Even those persons who think the questions are perfectly clear and the
answers
should be just as clear and dogmatic may want to proceed a little
further. Have
you ever failed to obey His will? The Bible says that all have sinned
and fall
short of the glory of God (Romans 3:23) and 1 John 1:10 says,
“If we say we have not sinned, we make him a
liar.” Therefore, regardless of how you answer the question,
you have failed to
obey His will. Most who read this would perhaps say, “We all
know that, but we
still have to obey His will that relates to forgiveness of sins in
order to be
saved.” Many would now teach that it does not really matter,
for God’s grace
will save everyone (or practically everyone) regardless of what he
does. I am
sorry for that group, but am not particularly addressing their false
doctrine today.
Today, I am simply trying to make one point: God
promises to grant remission of sins only to those who accept the
promise on the
terms offered. Whether He will choose to grant it in the Final Judgment
in a
case where it appears to us that one has not accepted the terms offered
is a
different question, and should receive a different answer. Let me
illustrate
that you may know that I am not trying to loose where God bound, but at
the
same time, I am simply saying that I must leave the final application
of God’s
rules to His judgment.
God promised (in effect) that Naaman would be cured of
his leprosy if he went and dipped seven times in the River Jordan.
Suppose Naaman
had, in faithful obedience, gone to the river, and dipped 6 times, and
as he started
to dip the seventh a water moccasin had bitten him and he had not gone
completely under. Would God have cured him anyway? There are wise ones
among us
who can speak dogmatically about the answer. I cannot. I do not know.
My
opinion is worthless, and even raising the question would probably fall
under
the category condemned by Paul in 2
Timothy 2:23,
“Foolish and unlearned questions avoid knowing that they do
gender strife.”
Suppose God would have cured him, what does that have to do with our
responsibility
to teach and do what God says? Anyone who bases his theology or his
practice on
what he supposes God might or might not do in some hypothetical
situation is
already on dangerous ground.
Suppose Naaman had started to do what God had
commanded, and had felt so much better that he assumed he was already
cured
before he got to the river, but decided to go ahead and dip anyway,
would God
have cured him? That is very similar to the scoffing question that was
raised
some years ago about gopher wood in the ark. Suppose Noah had run out
of gopher
wood, or had a piece of wood he thought was gopher, which really was
not, and
had put one plank of oak or hickory in its place, would the ark have
sunk?
Whatever you may suppose about that not only will not change what God
would
have done, but has no practical bearing on what we are supposed to
teach and do
about God’s promise to us. If God goes beyond his promise,
and grants a
blessing as a result of some other factor, that is His business.
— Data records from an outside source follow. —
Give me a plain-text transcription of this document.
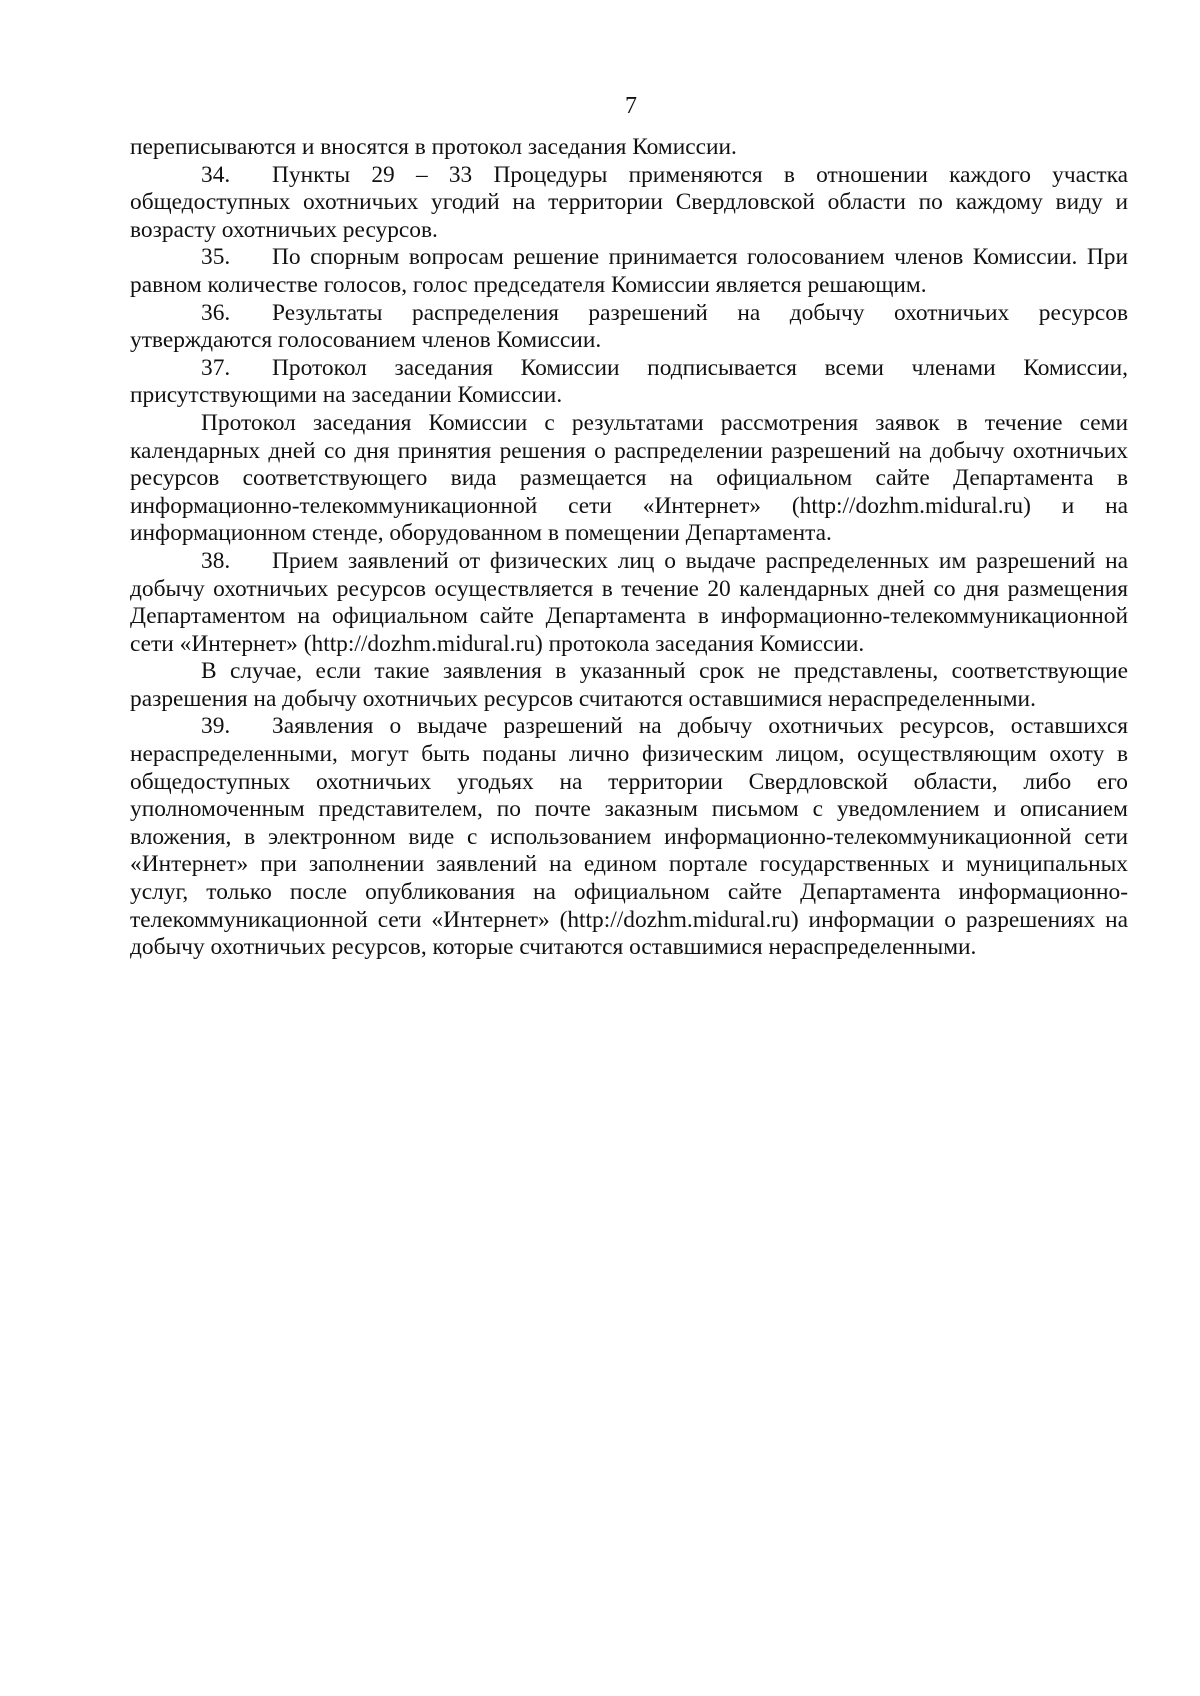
7

переписываются и вносятся в протокол заседания Комиссии.

34. Пункты 29 – 33 Процедуры применяются в отношении каждого участка общедоступных охотничьих угодий на территории Свердловской области по каждому виду и возрасту охотничьих ресурсов.

35. По спорным вопросам решение принимается голосованием членов Комиссии. При равном количестве голосов, голос председателя Комиссии является решающим.

36. Результаты распределения разрешений на добычу охотничьих ресурсов утверждаются голосованием членов Комиссии.

37. Протокол заседания Комиссии подписывается всеми членами Комиссии, присутствующими на заседании Комиссии.

Протокол заседания Комиссии с результатами рассмотрения заявок в течение семи календарных дней со дня принятия решения о распределении разрешений на добычу охотничьих ресурсов соответствующего вида размещается на официальном сайте Департамента в информационно-телекоммуникационной сети «Интернет» (http://dozhm.midural.ru) и на информационном стенде, оборудованном в помещении Департамента.

38. Прием заявлений от физических лиц о выдаче распределенных им разрешений на добычу охотничьих ресурсов осуществляется в течение 20 календарных дней со дня размещения Департаментом на официальном сайте Департамента в информационно-телекоммуникационной сети «Интернет» (http://dozhm.midural.ru) протокола заседания Комиссии.

В случае, если такие заявления в указанный срок не представлены, соответствующие разрешения на добычу охотничьих ресурсов считаются оставшимися нераспределенными.

39. Заявления о выдаче разрешений на добычу охотничьих ресурсов, оставшихся нераспределенными, могут быть поданы лично физическим лицом, осуществляющим охоту в общедоступных охотничьих угодьях на территории Свердловской области, либо его уполномоченным представителем, по почте заказным письмом с уведомлением и описанием вложения, в электронном виде с использованием информационно-телекоммуникационной сети «Интернет» при заполнении заявлений на едином портале государственных и муниципальных услуг, только после опубликования на официальном сайте Департамента информационно-телекоммуникационной сети «Интернет» (http://dozhm.midural.ru) информации о разрешениях на добычу охотничьих ресурсов, которые считаются оставшимися нераспределенными.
Why anyone would even raise those questions who is
interested in trying to get all men to accept the grace of God on the
terms by
which it is offered, instead of trying to find some way to give a
person hope
who rejected God’s way, I do not know. Instead of raising
those hypothetical
questions, giving your guess as an answer, and then basing your
teaching on
your guess, why not simply raise and answer the question,
“What does God want
and promise as a result of obeying his commandments?”